While Mississippi State is starting to turn its season around, LSU is still struggling but is coming off an encouraging performance ahead of its meeting with the Bulldogs on Wednesday night in Starkville, Miss.
Mississippi State (15-8, 3-7 Southeastern Conference) won its third straight game when it defeated visiting Missouri 63-52 on Saturday. The Bulldogs never trailed in the game and leading scorer Tolu Smith paced them with 25 points.
Coach Chris Jans credited his players for their resilience during a stretch of eight losses in nine games that preceded the winning streak.
“They kept working,” Jans said of his players. “They didn’t start pointing fingers. They didn’t listen to any noise. I think it’s a testament to who these guys are, how they feel about one another, hopefully a belief in what we’re trying to do. …
“I was as proud as I’ve been in a team in a long, long time. Because it was hard. I kept telling them we’re a good basketball team. I don’t care what the ‘in a row’ is. We’re a good basketball team. And I think we’re gonna get a chance to show it if we stick together, block the noise out, keep working. And they did that.”
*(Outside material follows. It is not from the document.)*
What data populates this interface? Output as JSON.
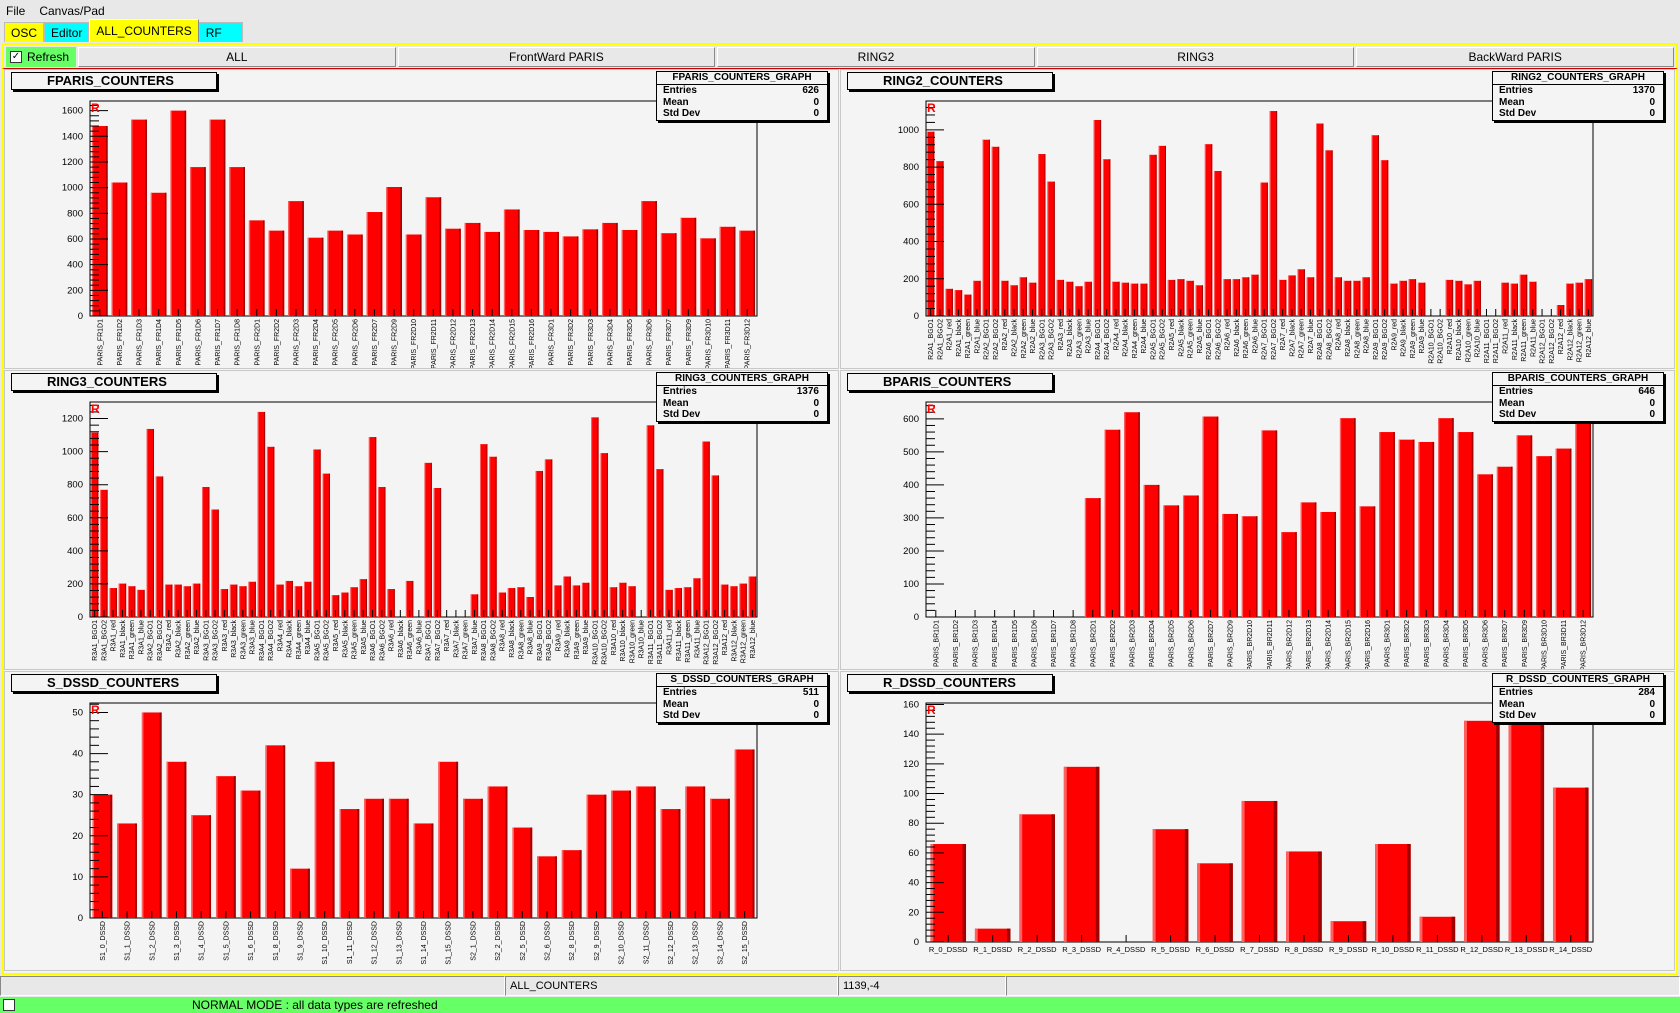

LSU (12-11, 1-9) lost its 10th straight game when it fell 79-69 to then-No. 4 Alabama at home on Saturday.
The Tigers, who lost by 40 points to the Crimson Tide three weeks earlier, never trailed by more than 12 points and got within two points three times in the second half.
Derek Fountain had a career-high 26 points — topping the 20 he had against LSU when he played for Mississippi State two seasons ago.
“Tired of losing,” Fountain said. “We just came out to play hard, play harder, or whatever. But that’s just been our mindset, we’ve just been trying to stop the bleeding, stop the losing.”
The Tigers committed just eight turnovers against the Crimson Tide. They outrebounded Alabama 40-35, including 13-4 in offensive rebounds, which produced just a 6-4 edge in second-chance points.
“You’d like that number to be over a point per offensive rebound, certainly,” LSU coach Matt McMahon said of the team’s second-chance points.